En effet, certains éléments relèvent exclusivement du contrat de travail dans son essence, et nécessitent donc l’accord du salarié avant d’être modifiés, parmi ceux-ci on peut trouver la rémunération du salarié ou de son temps de travail. D’autres éléments sont sujets à interprétation, en fonction de l’importance de la modification. Il s’agira par exemple des horaires de travail (à ne pas confondre avec le temps de travail qui est un élément essentiel du contrat).

Changement des conditions de travail

Tant qu’il ne remet pas en cause une clause prévue, (comme une clause de hardship) l’employeur est autorisé à modifier unilatéralement les conditions de travail de ses employés. Ces modifications peuvent concerner, par exemple :

  • la répartition des heures de travail d’un salarié à temps plein (sans modifier la durée du travail, ni bouleverser les horaires de travail) ;
  • une nouvelle tâche confiée au salarié ;
  • le déplacement du lieu de travail sous réserve qu’il s’agisse du même secteur géographique
Bon à savoir : si le contrat de travail comporte une clause de mobilité, il sera également possible pour l’employeur de transférer l’employé dans un autre secteur géographique.

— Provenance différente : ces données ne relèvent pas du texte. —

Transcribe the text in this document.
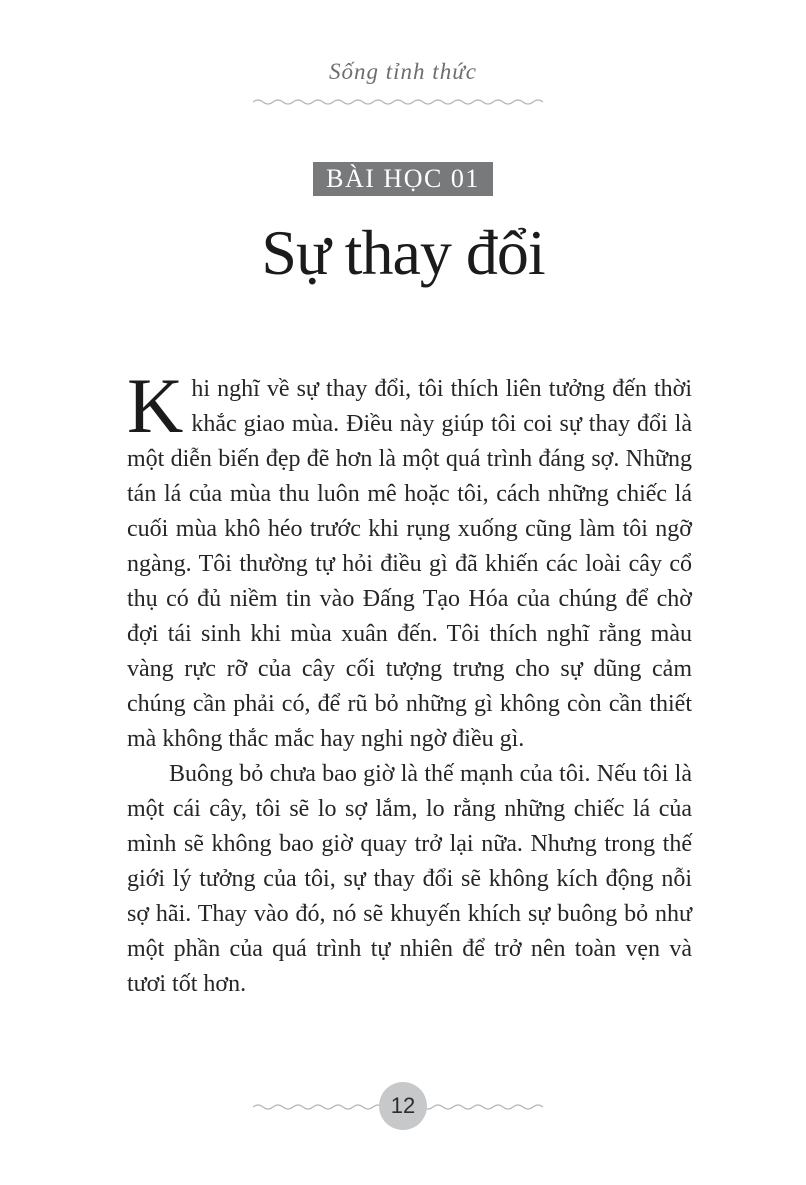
Sống tỉnh thức
BÀI HỌC 01
Sự thay đổi

Khi nghĩ về sự thay đổi, tôi thích liên tưởng đến thời khắc giao mùa. Điều này giúp tôi coi sự thay đổi là một diễn biến đẹp đẽ hơn là một quá trình đáng sợ. Những tán lá của mùa thu luôn mê hoặc tôi, cách những chiếc lá cuối mùa khô héo trước khi rụng xuống cũng làm tôi ngỡ ngàng. Tôi thường tự hỏi điều gì đã khiến các loài cây cổ thụ có đủ niềm tin vào Đấng Tạo Hóa của chúng để chờ đợi tái sinh khi mùa xuân đến. Tôi thích nghĩ rằng màu vàng rực rỡ của cây cối tượng trưng cho sự dũng cảm chúng cần phải có, để rũ bỏ những gì không còn cần thiết mà không thắc mắc hay nghi ngờ điều gì.

Buông bỏ chưa bao giờ là thế mạnh của tôi. Nếu tôi là một cái cây, tôi sẽ lo sợ lắm, lo rằng những chiếc lá của mình sẽ không bao giờ quay trở lại nữa. Nhưng trong thế giới lý tưởng của tôi, sự thay đổi sẽ không kích động nỗi sợ hãi. Thay vào đó, nó sẽ khuyến khích sự buông bỏ như một phần của quá trình tự nhiên để trở nên toàn vẹn và tươi tốt hơn.

12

En cas de modifications similaires des conditions de travail, le salarié non protégé ne peut pas s’opposer au changement, sauf s’il peut justifier d’une atteinte excessive à sa vie privée ou d’un changement lié à un motif discriminatoire.

Attention : tous refus injustifié du salarié peut entraîner son licenciement pour cause réelle et sérieuse, voire pour faute grave.

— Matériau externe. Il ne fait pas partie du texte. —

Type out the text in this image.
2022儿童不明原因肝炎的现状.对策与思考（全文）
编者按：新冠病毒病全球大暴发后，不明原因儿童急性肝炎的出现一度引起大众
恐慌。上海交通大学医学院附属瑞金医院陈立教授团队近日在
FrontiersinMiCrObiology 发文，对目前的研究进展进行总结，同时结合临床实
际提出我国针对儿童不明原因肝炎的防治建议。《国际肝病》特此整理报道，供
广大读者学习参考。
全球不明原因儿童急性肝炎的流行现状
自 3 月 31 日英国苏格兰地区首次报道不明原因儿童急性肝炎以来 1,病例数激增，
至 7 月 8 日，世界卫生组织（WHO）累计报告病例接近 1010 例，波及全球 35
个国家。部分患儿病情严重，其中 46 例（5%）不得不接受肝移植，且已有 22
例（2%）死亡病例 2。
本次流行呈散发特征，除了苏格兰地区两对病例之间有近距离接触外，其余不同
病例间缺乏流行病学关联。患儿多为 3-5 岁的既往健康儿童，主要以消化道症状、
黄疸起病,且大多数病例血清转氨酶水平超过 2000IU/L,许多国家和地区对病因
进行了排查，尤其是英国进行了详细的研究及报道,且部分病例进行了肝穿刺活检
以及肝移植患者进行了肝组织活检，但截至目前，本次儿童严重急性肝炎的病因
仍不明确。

Modification du contrat de travail

Comme son nom l’indique, la modification même après un transfert du contrat de travail doit toucher un élément essentiel du contrat de travail. Cependant les éléments essentiels du contrat de travail ne font l’objet d’aucune définition légale : en font partie la rémunération, la qualification, la durée du travail stipulée au contrat et, plus généralement, les attributions du salarié.

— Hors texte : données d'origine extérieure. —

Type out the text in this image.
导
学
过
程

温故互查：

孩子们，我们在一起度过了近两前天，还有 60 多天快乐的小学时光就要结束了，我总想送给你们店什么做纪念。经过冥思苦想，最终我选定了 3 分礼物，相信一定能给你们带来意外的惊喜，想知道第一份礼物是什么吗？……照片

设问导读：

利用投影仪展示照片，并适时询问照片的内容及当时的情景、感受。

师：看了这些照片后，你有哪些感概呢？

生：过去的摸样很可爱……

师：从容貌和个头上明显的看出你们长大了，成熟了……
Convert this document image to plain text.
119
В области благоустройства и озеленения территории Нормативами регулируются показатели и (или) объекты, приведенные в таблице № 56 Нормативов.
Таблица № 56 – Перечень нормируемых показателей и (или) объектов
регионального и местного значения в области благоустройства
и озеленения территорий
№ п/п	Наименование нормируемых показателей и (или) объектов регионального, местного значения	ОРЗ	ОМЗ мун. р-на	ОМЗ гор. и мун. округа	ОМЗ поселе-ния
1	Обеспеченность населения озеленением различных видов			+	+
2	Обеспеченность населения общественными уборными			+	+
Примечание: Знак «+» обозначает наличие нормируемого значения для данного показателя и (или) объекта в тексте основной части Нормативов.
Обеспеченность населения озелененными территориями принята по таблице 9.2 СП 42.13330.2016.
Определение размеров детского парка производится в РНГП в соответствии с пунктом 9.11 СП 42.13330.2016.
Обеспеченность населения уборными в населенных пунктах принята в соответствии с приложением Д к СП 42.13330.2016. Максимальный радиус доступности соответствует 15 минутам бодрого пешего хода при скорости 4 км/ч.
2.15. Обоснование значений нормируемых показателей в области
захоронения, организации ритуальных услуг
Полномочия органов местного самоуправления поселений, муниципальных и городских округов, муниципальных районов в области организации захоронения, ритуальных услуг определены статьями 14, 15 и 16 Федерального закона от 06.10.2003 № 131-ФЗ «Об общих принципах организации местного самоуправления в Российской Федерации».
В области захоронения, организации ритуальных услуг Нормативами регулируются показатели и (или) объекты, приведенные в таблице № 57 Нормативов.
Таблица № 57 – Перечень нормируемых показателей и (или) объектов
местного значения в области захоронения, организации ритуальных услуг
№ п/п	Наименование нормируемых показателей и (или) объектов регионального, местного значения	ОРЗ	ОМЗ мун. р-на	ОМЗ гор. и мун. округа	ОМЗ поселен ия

La modification peut également porter sur un élément du contrat qui pouvait être déterminant pour le salarié lors de la conclusion du contrat, à condition que cela soit stipulé par une clause claire et précise ou dans un avenant à ce contrat.

A l’inverse des changements de conditions de travail, toute modification nécessite l’accord du salarié : ainsi, l’employeur qui impose unilatéralement une modification est en tort. Dans cette situation, le salarié peut porter l’affaire devant le Conseil de prud’hommes pour retrouver ses anciennes conditions de travail ; ou faire constater que l’employeur a commis une voie de fait (comportement portant ouvertement atteinte à ses droits).

En cas de voie de fait, le salarié peut prendre acte de la rupture ou demander la résiliation judiciaire de son contrat afin de bénéficier des effets d’un licenciement sans cause réelle et sérieuse.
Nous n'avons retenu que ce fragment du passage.